Both parties hereby waive any right to request a trial by jury in any litigation with respect to any aspect of this Agreement. The parties and each signatory acknowledge that each has had the opportunity to consult with independent counsel with respect to this waiver.
Both parties hereby waive any right either may have now or in the future to file or participate in any class action of any kind, against one another, concerning any matter based on contract, tort, statutes, regulations, ordinances, or any other basis. The parties and each signatory acknowledge that each has had the opportunity to consult with independent counsel with respect to this waiver.
In the event either party breaches this Agreement by not complying with the jury trial or class action waiver, the breaching party agrees to indemnify, defend and hold harmless the non-breaching party for all attorneys’ fees and costs incurred at any trial or appellate level to defend such action and/or to enforce these provisions. The waiver of jury trial and class action provisions shall be irrevocable unless waived specifically in writing signed by both parties.
This Agreement may not be modified, altered, amended, or changed except by an instrument in writing duly and validly executed by the parties hereto.
Section headings contained in this Agreement are inserted for convenience of reference only, shall not be deemed to be a part of this Agreement for any purpose and shall not in any way define or affect the meaning, construction, or scope of any of the provisions hereof.
The rights of each party under this Agreement are personal to that party and may not be assigned or transferred to any other person, firm, cooperation, or other entity without the prior, express, and written consent of the other party.

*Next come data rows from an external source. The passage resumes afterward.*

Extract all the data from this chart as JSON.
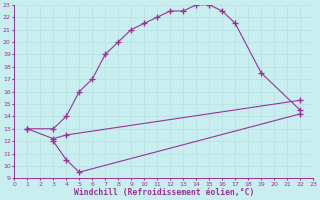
{
  "xlabel": "Windchill (Refroidissement éolien,°C)",
  "curve1_x": [
    1,
    3,
    4,
    5,
    6,
    7,
    8,
    9,
    10,
    11,
    12,
    13,
    14,
    15,
    16,
    17,
    19,
    22
  ],
  "curve1_y": [
    13,
    13,
    14,
    16,
    17,
    19,
    20,
    21,
    21.5,
    22,
    22.5,
    22.5,
    23,
    23,
    22.5,
    21.5,
    17.5,
    14.5
  ],
  "curve2_x": [
    1,
    3,
    4,
    22
  ],
  "curve2_y": [
    13,
    12.2,
    12.5,
    15.3
  ],
  "curve3_x": [
    3,
    4,
    5,
    22
  ],
  "curve3_y": [
    12,
    10.5,
    9.5,
    14.2
  ],
  "color": "#993399",
  "bg_color": "#c8eef0",
  "grid_color": "#b8e0e2",
  "xlim": [
    0,
    23
  ],
  "ylim": [
    9,
    23
  ],
  "xticks": [
    0,
    1,
    2,
    3,
    4,
    5,
    6,
    7,
    8,
    9,
    10,
    11,
    12,
    13,
    14,
    15,
    16,
    17,
    18,
    19,
    20,
    21,
    22,
    23
  ],
  "yticks": [
    9,
    10,
    11,
    12,
    13,
    14,
    15,
    16,
    17,
    18,
    19,
    20,
    21,
    22,
    23
  ],
  "tick_fontsize": 4.5,
  "xlabel_fontsize": 5.8,
  "marker": "+",
  "marker_size": 4,
  "line_width": 0.8
}
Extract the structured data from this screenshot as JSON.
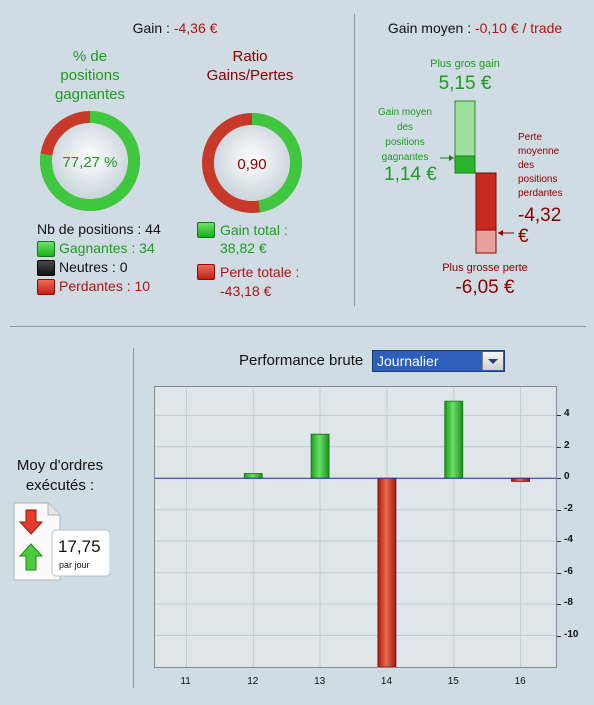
{
  "top_left": {
    "gain_label": "Gain : ",
    "gain_value": "-4,36 €",
    "pct_title_lines": [
      "% de",
      "positions",
      "gagnantes"
    ],
    "pct_value": "77,27 %",
    "pct_fraction": 0.7727,
    "ratio_title_lines": [
      "Ratio",
      "Gains/Pertes"
    ],
    "ratio_value": "0,90",
    "ratio_gain_fraction": 0.473,
    "nb_positions_label": "Nb de positions : 44",
    "gagnantes": "Gagnantes : 34",
    "neutres": "Neutres : 0",
    "perdantes": "Perdantes : 10",
    "gain_total_label": "Gain total :",
    "gain_total_value": "38,82 €",
    "perte_totale_label": "Perte totale :",
    "perte_totale_value": "-43,18 €"
  },
  "top_right": {
    "gain_moyen_label": "Gain moyen : ",
    "gain_moyen_value": "-0,10 € / trade",
    "plus_gros_gain_label": "Plus gros gain",
    "plus_gros_gain_value": "5,15 €",
    "gain_moyen_gagnantes_lines": [
      "Gain moyen",
      "des",
      "positions",
      "gagnantes"
    ],
    "gain_moyen_gagnantes_value": "1,14 €",
    "perte_moyenne_lines": [
      "Perte",
      "moyenne",
      "des",
      "positions",
      "perdantes"
    ],
    "perte_moyenne_value_lines": [
      "-4,32",
      "€"
    ],
    "plus_grosse_perte_label": "Plus grosse perte",
    "plus_grosse_perte_value": "-6,05 €"
  },
  "orders": {
    "title_lines": [
      "Moy d'ordres",
      "exécutés :"
    ],
    "value": "17,75",
    "unit": "par jour"
  },
  "performance": {
    "label": "Performance brute",
    "select_value": "Journalier"
  },
  "colors": {
    "green": "#1f9a1f",
    "red": "#b01414",
    "background": "#cfdce4"
  },
  "chart_data": {
    "type": "bar",
    "categories": [
      "11",
      "12",
      "13",
      "14",
      "15",
      "16"
    ],
    "values": [
      0,
      0.3,
      2.8,
      -12,
      4.9,
      -0.2
    ],
    "y_ticks": [
      "4",
      "2",
      "0",
      "-2",
      "-4",
      "-6",
      "-8",
      "-10"
    ],
    "ylim": [
      -12,
      5.8
    ],
    "grid": true,
    "y_axis_side": "right"
  }
}
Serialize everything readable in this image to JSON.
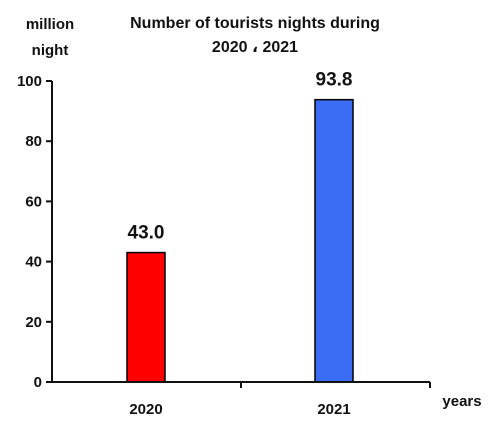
{
  "chart_data": {
    "type": "bar",
    "title_line1": "Number of tourists nights during",
    "title_line2": "2020 ، 2021",
    "ylabel_line1": "million",
    "ylabel_line2": "night",
    "xlabel": "years",
    "categories": [
      "2020",
      "2021"
    ],
    "values": [
      43.0,
      93.8
    ],
    "data_labels": [
      "43.0",
      "93.8"
    ],
    "bar_colors": [
      "#ff0000",
      "#3a6cf4"
    ],
    "ylim": [
      0,
      100
    ],
    "yticks": [
      0,
      20,
      40,
      60,
      80,
      100
    ],
    "grid": false,
    "legend": "none"
  }
}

It is Customer’s responsibility to make sure any agreement, proposal and/or estimate executed by Customer with any contractor referred by WYNNOW complies with the New Jersey Contractors’ Registration Act and New Jersey Consumer Fraud Act. Accordingly, if applicable, the Customer is responsible to make sure any agreement, proposal and/or estimate contains certain information which includes, but is not limited to, the following information:
(a) The legal name and business address of the contractor.
(b) The Contractor Registration Number of the contractor.

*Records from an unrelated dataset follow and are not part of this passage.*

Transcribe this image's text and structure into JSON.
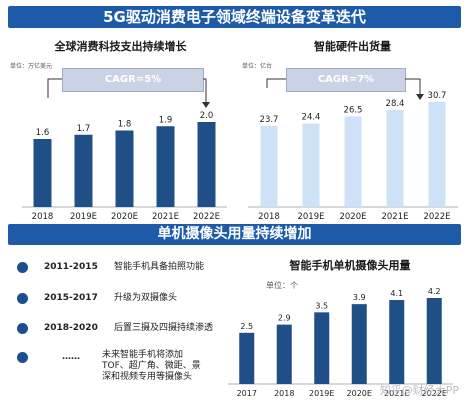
{
  "header": {
    "title": "5G驱动消费电子领域终端设备变革迭代"
  },
  "section2": {
    "title": "单机摄像头用量持续增加"
  },
  "timeline": [
    {
      "period": "2011-2015",
      "text": [
        "智能手机具备拍照功能"
      ]
    },
    {
      "period": "2015-2017",
      "text": [
        "升级为双摄像头"
      ]
    },
    {
      "period": "2018-2020",
      "text": [
        "后置三摄及四摄持续渗透"
      ]
    },
    {
      "period": "……",
      "text": [
        "未来智能手机将添加",
        "TOF、超广角、微距、景",
        "深和视频专用等摄像头"
      ]
    }
  ],
  "watermark": "知乎@财经大PP",
  "colors": {
    "banner": "#1d5ba8",
    "bar_dark": "#1f4f86",
    "bar_light": "#cde2f7",
    "dot": "#1d4e8f"
  },
  "chart_data": [
    {
      "type": "bar",
      "title": "全球消费科技支出持续增长",
      "unit": "单位：万亿美元",
      "categories": [
        "2018",
        "2019E",
        "2020E",
        "2021E",
        "2022E"
      ],
      "values": [
        1.6,
        1.7,
        1.8,
        1.9,
        2.0
      ],
      "value_labels": [
        "1.6",
        "1.7",
        "1.8",
        "1.9",
        "2.0"
      ],
      "annotation": "CAGR=5%",
      "color": "#1f4f86"
    },
    {
      "type": "bar",
      "title": "智能硬件出货量",
      "unit": "单位：亿台",
      "categories": [
        "2018",
        "2019E",
        "2020E",
        "2021E",
        "2022E"
      ],
      "values": [
        23.7,
        24.4,
        26.5,
        28.4,
        30.7
      ],
      "value_labels": [
        "23.7",
        "24.4",
        "26.5",
        "28.4",
        "30.7"
      ],
      "annotation": "CAGR=7%",
      "color": "#cde2f7"
    },
    {
      "type": "bar",
      "title": "智能手机单机摄像头用量",
      "unit": "单位：个",
      "categories": [
        "2017",
        "2018",
        "2019E",
        "2020E",
        "2021E",
        "2022E"
      ],
      "values": [
        2.5,
        2.9,
        3.5,
        3.9,
        4.1,
        4.2
      ],
      "value_labels": [
        "2.5",
        "2.9",
        "3.5",
        "3.9",
        "4.1",
        "4.2"
      ],
      "color": "#1f4f86"
    }
  ]
}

(c) Contractor provides Customer with a copy of the Certificate of Commercial General Liability Insurance required of contractor pursuant to N.J.S. 56:8-151 and the telephone number of the insurance company.
(d) The total price to be paid by the Customer, which price should be the same as the price provided by WYNNOW to Customer. If the price provided by contractor is not the same as the price provided by WYNNOW to Customer, Customer shall immediately contact WYNNOW.
(e) Notice to Customer informing Customer that Customer may cancel any contract with contractor at any time before midnight of the third business day after receiving a copy of any contract from contractor. If Customer wishes to cancel any contract provided by contractor, Customer must either: (i) send a signed and dated written notice of cancellation by registered or certified mail, return receipt requested to contractor; or (ii) personally deliver a signed and dated written notice of cancellation to contractor.